Apparently, he’d been snatched off her street in a case of mistaken identity, but Boileau never actually met this family, and only spoke to the woman.
At first, she didn’t think this family actually existed, but then saw their missing-cat posts on social media.
“I totally get where this could have been mixed up to begin with,” she said. “I guess they didn’t notice for eight months that it wasn’t their cat … But at the same time, I would have noticed.”
The family apparently didn’t believe that Marco was her cat, Boileau said, and she had to bring her adoption papers, proof of ownership and microchip records to prove it.
Boileau said before she picked up Marco, the woman tried to make her pay for the $600 vet bill for the UTI treatment, to which she refused because he didn’t get sick under her care.
“She proceeded to tell me that I didn’t care enough about this cat, and I wasn’t going to take care of him. And she wasn’t comfortable giving him back to me,” Boileau said.

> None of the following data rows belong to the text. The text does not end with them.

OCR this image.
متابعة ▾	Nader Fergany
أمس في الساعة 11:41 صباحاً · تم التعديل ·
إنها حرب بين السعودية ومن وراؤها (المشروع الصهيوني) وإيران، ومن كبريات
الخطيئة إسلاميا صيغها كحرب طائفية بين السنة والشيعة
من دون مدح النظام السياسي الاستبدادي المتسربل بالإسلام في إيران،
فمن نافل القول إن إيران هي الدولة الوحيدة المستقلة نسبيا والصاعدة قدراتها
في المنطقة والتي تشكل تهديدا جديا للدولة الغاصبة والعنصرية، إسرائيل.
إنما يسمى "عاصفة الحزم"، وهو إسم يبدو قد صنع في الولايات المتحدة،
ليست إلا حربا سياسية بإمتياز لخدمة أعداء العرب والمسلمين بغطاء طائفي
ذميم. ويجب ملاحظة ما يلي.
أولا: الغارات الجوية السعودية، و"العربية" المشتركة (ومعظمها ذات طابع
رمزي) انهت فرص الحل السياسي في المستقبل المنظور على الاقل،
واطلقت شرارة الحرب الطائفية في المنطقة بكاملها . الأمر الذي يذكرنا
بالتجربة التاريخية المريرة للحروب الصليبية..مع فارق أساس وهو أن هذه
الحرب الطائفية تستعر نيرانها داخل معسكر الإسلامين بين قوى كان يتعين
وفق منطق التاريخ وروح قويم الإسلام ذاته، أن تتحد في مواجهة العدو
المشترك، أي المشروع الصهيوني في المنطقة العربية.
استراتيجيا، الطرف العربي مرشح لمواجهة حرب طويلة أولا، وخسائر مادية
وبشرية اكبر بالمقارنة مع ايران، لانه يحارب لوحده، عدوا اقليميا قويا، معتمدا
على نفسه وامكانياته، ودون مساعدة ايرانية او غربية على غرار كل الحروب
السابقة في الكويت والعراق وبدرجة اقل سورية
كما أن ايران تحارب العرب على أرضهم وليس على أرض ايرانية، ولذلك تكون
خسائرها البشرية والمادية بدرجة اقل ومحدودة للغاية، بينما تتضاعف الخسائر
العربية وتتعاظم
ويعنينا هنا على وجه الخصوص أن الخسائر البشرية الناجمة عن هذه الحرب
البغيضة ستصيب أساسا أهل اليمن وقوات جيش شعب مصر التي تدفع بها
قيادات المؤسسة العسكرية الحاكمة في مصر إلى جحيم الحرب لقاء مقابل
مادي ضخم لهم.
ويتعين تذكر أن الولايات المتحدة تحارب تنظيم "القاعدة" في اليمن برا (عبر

“He looked like somebody had put a balloon in his stomach and blown him up. He was so bloated.”
Boileau doesn’t know why the woman was paying for her neighbour’s vet bill, nor why she had him in the first place, but she doesn’t care. “I didn’t really want to push it,” she said.
When she greeted him for the first time, Marco was confused, but things changed after he gave her a sniff.
“He started to purr instantly and then I picked him up and he was just rubbing his face all over my face and purring,” she said.
Boileau said she’s a little worried about letting him outside again. She’s ordered GPS trackers just in case someone tries to catnap him.